“Solving Erdős Problems Doesn’t Make It AGI”

In January 2026, two figures sat side by side at the World Economic Forum in Davos: Demis Hassabis of DeepMind and Dario Amodei of Anthropic. The atmosphere was electric. This was an era in which large language models were solving mathematical olympiad problems, dominating humans at Go, and predicting protein structures. Voices from across the industry were declaring AGI just around the corner.

Hassabis said otherwise.

“Today’s systems are nowhere near [AGI]. It doesn’t matter how many Erdős problems they solve.” (Original quote: “Today’s systems are nowhere near [AGI]” — Fortune, January 23, 2026)

Erdős problems are among the most fiendishly difficult mathematical puzzles in the world.
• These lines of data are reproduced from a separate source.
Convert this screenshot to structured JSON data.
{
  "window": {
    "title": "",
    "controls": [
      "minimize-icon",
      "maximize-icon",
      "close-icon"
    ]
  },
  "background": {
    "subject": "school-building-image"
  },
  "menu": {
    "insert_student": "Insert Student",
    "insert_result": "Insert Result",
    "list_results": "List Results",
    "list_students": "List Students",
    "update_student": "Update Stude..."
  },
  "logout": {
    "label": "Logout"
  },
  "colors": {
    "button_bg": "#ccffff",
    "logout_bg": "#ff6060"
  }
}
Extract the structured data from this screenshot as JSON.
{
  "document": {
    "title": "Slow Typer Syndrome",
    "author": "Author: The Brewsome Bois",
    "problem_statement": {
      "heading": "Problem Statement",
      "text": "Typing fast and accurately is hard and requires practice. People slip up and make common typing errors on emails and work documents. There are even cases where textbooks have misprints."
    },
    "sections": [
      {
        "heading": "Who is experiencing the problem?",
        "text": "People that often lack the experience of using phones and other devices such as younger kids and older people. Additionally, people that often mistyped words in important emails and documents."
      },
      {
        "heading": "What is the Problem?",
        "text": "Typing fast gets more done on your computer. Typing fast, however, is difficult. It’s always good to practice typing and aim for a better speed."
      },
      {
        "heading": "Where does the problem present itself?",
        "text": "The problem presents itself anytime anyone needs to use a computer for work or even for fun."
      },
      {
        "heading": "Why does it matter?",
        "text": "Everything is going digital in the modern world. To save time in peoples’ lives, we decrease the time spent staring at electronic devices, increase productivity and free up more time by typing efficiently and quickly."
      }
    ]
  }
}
If AI can solve them, that is certainly impressive. But Hassabis was categorical: that is not the benchmark for AGI. Why?

This question is the starting point of this post. It isn’t only a conversation for AI researchers. It concerns every organization that adopts AI, builds AI teams, or ships AI products.


The Line Hassabis Drew: “Understanding” vs. “Pattern Matching”

The benchmark Hassabis proposed for AGI is not “solve Erdős problems.” His standard is higher. Multiple outlets reported the so-called “Einstein Test”: the ability to independently propose a genuinely novel physical theory — a system with real understanding, not statistical pattern reproduction.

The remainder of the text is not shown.